Каждый разъ, какъ онъ слышалъ эти слова, онъ саркастически улыбался и вполголоса презрительно повторялъ исковерканнымъ манеромъ эту фразу. За то надо было видѣть этого француза, когда, наконецъ, раздалось давно ожидаемое имъ «Erquelines», названіе пограничной станціи.
Жирарде точно переродился. Какъ-то выросъ, выпрямился. Маленькая, круглая шапочка, надвинутая-было на брови, теперь съѣхала на затылокъ. Онъ такъ повеселѣлъ, что готовъ былъ на каждой станціи цѣловаться не только что съ кондукторомъ, но даже съ каждымъ смазчикомъ.
Я въ душѣ сравнивалъ его въ это время съ самимъ собой, когда, бывало, въ юности, я возвращался изъ Петербурга на родину.
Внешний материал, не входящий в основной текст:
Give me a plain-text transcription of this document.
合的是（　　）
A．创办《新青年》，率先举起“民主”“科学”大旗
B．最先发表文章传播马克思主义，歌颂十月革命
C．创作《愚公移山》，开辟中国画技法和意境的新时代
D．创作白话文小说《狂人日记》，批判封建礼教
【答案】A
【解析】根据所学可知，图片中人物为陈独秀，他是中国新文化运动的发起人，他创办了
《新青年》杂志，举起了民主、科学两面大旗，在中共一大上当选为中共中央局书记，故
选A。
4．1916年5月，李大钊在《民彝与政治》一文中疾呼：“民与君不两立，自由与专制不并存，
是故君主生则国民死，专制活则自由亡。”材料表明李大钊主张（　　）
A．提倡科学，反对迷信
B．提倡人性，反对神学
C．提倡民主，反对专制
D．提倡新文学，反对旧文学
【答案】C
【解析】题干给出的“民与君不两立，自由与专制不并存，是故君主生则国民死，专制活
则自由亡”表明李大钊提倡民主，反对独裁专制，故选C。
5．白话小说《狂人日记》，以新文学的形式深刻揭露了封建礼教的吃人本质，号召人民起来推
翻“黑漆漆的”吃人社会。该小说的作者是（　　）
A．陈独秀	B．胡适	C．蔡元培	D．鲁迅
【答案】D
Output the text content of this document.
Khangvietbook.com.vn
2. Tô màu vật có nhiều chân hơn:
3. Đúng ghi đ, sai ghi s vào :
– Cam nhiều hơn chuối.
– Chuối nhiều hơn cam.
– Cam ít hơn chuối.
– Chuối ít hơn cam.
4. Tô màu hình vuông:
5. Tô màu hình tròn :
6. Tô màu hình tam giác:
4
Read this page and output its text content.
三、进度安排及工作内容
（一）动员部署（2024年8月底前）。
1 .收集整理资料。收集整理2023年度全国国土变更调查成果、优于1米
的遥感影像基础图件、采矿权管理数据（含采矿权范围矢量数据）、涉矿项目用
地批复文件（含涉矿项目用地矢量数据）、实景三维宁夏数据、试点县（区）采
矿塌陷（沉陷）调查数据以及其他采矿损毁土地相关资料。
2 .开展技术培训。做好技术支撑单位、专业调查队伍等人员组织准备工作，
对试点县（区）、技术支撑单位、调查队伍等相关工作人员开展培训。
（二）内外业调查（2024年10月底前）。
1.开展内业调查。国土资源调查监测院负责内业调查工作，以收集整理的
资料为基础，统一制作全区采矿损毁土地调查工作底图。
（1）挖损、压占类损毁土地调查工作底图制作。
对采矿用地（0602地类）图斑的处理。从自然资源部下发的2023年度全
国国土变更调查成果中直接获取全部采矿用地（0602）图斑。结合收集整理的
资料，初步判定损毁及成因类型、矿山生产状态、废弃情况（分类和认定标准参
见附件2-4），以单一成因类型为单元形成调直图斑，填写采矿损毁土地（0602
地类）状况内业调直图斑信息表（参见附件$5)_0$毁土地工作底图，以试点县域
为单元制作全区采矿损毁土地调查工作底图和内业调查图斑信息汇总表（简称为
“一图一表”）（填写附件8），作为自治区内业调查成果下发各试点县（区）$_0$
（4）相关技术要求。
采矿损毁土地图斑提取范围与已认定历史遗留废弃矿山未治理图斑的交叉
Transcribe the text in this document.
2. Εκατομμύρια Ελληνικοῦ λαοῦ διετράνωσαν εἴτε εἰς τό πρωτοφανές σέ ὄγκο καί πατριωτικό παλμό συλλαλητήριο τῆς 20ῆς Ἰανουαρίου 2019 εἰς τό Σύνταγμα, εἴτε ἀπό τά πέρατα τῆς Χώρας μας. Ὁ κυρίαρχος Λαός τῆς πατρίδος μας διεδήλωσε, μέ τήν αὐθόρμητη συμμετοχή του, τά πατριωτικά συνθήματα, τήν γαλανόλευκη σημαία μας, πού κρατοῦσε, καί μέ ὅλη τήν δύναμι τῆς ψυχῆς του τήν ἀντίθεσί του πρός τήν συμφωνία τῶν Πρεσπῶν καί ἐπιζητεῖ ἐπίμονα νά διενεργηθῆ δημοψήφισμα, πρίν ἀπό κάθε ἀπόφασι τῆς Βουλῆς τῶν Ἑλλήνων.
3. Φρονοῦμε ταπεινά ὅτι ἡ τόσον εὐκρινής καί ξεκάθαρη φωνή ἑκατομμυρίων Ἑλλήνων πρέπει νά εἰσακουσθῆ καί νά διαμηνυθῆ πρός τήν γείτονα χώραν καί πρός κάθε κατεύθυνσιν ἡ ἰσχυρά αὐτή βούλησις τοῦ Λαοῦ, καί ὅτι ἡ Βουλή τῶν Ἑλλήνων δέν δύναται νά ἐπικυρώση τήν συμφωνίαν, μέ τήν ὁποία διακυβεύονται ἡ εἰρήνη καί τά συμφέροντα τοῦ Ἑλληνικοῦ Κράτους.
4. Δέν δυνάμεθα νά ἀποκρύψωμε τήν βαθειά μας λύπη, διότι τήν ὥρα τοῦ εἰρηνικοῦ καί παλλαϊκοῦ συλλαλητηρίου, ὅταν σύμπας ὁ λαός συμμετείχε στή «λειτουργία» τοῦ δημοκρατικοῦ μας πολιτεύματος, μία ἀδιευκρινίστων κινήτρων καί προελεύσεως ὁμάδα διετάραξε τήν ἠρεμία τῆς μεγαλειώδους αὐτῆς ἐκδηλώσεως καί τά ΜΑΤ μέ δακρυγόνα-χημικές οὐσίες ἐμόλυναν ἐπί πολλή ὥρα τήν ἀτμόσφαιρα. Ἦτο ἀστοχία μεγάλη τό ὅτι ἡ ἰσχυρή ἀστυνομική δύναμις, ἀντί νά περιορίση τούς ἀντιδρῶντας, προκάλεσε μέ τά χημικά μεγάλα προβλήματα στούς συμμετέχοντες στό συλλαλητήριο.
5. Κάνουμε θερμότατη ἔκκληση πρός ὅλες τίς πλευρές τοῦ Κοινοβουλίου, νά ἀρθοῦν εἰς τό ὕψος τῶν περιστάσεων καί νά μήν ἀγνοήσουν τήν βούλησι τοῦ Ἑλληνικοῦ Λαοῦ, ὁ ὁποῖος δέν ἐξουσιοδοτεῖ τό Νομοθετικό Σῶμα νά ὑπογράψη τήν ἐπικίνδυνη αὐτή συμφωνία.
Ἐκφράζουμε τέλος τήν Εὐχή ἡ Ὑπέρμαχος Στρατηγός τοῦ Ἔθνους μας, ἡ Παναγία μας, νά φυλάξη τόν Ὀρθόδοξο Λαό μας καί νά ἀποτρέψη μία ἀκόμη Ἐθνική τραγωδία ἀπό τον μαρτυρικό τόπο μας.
И когда подъѣзжалъ я къ нашей деревнѣ, то готовъ былъ тоже броситься на шею первому встрѣчному крестьянину, лишь-бы онъ былъ «нашъ».
Когда мы вступили въ первый разъ на французскую платформу, Жирарде сдѣлался просто смѣшонъ. Онъ былъ въ какой-то ажитаціи. То онъ хваталъ Скобелева подъ руку и тащилъ его что-то показывать, то П., то меня. Все онъ находилъ здѣсь прекраснымъ, цѣлесообразнымъ и въ десять разъ лучшимъ, чѣмъ на нѣмецкихъ дорогахъ. Онъ даже уговорилъ меня зайти въ буфетъ и спросить бульону и чашку кофе. Но бульонъ оказался весьма плохого качества, а кофе подали въ какой-то полоскательной чашкѣ со столовой ложкой, вмѣсто чайной, такъ неаппетитно, что я и пить не сталъ. Когда-же мы тронулись дальше, и я замѣтилъ Жирарде, что нѣмецкіе вагоны гораздо удобнѣе и лучше французскихъ, то онъ не на шутку обидѣлся и сказалъ, что я говорю это только для того, чообы его разсердить. Жирарде не могъ допустить, чтобы у нѣмцевъ было что-либо лучше, чѣмъ у французовъ. Въ этомъ отношеніи онъ увлекался до крайности. Какъ сейчасъ смотрю на него: сидитъ онъ у окна вагона, вертитъ между пальцами свою маленькую серебряную табакерку и съ жаромъ что-то объясняетъ Скобелеву. Сѣдая бородка его такъ и трясется. Онъ видимо расхваливаетъ своему сосѣду воздѣланныя и обработанныя окрестности. «Voilà, voilà!.. et ces canaux… les Allemands… aucune idée»… долетаютъ до меня его отрывочныя восклицанія…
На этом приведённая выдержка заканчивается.